Saturday, December 18, 2010

Hopping the Fence

Collaborating Artists
I am putting together 5-6 multi-disciplinary artist teams for possible collaboration--pairing TC3 resident artists with professional working artists in Seattle to begin a dialog. Artist teams agree to meet for a one hour conversation sometime in the next two weeks. The actual collaborations may or may not happen, that's up to the artists, but all artists will meet and work towards collaborative ideas. This is about real time connections. It's about art as a battering ram. It's about hopping a 10' fence with a paintbrush and a poem. Teams will, in late December, go into a recording studio. We're pleased and honored to be invited into Chris Wilson's studio in Fremont to present our work. Ah! Then we'll have proof of what's possible when the fence comes down. The tricky part is getting the artists together. Some residents have phones, some don't. Some I see everyday. Some it's by chance. When I do see an artist these days, I pull my calendar out and get an artist friend on the phone and set a date.

Lyn and Mark were the first two artists to meet. Brave pilots. I facilitated their meeting on Friday and, wow, I couldn't have asked for a better match or a more exciting start! It began with Lyn reciting a section of the Battle of Maldon in Old English and Mark pulling out a copy of that very poem from his knapsack, in The Cambridge Old English Reader, which he's currently working on recording. From there, they moved on to Beowulf and then Lyn's finger settled on a line, "homeless they wander." That started a litany of "you know what I'm thinking" and "it would be fun to." Lyn and Mark worked easily together and decided to follow their collaboration through. They're working on an original script via email and will meet again next week before the studio recording. Bravo team! Bravo!!

I'd met with Mark the night before. We read out a section of Aristophanes' Thesmophoriazusae, a comedy Mark plans to present at the American Philological Association. Mark is a Classics scholar, a Greek translator, an actor and an all around brilliant man. He carries a full pack of tomes about with him and seems to have whatever he needs just when he needs it. The rain is ruining them, he says. He is studying for his Japanese equivalency, applying to graduate programs and has many project going.

4AM in Meadowbrook
Alas. I showed up for the camp-wide meeting. It was cancelled. I didn't eat enough. I waited around.

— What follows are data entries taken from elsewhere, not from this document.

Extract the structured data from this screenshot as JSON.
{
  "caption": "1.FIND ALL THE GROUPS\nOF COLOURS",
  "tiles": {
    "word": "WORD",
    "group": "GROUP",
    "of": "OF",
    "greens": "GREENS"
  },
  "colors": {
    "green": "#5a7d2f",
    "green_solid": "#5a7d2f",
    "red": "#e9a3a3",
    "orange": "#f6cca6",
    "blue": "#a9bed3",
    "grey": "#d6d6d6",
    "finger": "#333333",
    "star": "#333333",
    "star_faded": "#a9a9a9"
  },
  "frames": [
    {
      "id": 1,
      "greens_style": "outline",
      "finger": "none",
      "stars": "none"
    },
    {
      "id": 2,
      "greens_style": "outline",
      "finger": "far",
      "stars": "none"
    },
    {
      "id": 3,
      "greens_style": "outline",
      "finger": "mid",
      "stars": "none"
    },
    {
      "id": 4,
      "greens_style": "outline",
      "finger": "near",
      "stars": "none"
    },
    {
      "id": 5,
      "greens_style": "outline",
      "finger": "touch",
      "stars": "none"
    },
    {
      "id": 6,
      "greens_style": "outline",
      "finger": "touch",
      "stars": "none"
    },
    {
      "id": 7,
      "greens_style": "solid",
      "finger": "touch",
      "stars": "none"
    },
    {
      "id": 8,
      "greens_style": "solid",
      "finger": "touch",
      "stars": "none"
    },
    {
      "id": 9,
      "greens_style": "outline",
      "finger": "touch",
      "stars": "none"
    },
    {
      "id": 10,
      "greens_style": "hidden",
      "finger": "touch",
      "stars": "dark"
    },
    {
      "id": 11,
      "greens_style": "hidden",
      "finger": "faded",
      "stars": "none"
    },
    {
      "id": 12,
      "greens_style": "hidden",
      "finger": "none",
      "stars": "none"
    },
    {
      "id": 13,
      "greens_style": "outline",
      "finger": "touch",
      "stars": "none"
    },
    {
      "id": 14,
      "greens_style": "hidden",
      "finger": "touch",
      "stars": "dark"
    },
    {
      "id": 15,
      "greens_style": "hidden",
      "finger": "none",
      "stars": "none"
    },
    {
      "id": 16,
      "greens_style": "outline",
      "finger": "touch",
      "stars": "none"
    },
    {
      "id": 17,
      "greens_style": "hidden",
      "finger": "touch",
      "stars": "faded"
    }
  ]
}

There was laughter. I sat in the middle of it. I pulled out my typewriter and became the song. I gave my lantern hundreds of cranks. It faded, so... the hot sucker fish came swimming along and latched onto my face. Feverish, stuffy head. Like Jiminy, I rubbed my feet together in my sleeping bag. I have cold feet. I am unable, simply unable, to sleep with cold feet. I'm dressed well enough, I think. Two pairs of long johns, gloves, a scarf, a hat and a down jacket. I'm dressed for bed. O but sick, sick, sick, I am, and cold. Cold, cold, cold in my sleeping bag, seeping bag. Out goes the heat. How many hours in a warm place will it take this time? I gave it up at 4:30am. I got out of my bag, walked down to the kitchen tent and found the morning coffee brewing. I needed tea! I walked away. I drove to my office. After a 30-minute shower, my feet were still cold. I curled around my heater under a wool blanket. Cold! A few hours later, finally, I got warm. But that hot sick fish on my face persists.


  1. This project in some ways parallels some of the work I did with a team of six artists 50% of them homeless. We used various found materials, and later textiles and set-building materials on about a dozen projects together ranging from outdoors installations to theater sets with good results. Rock on !

  2. warmth needs to precede cold. cold prevention.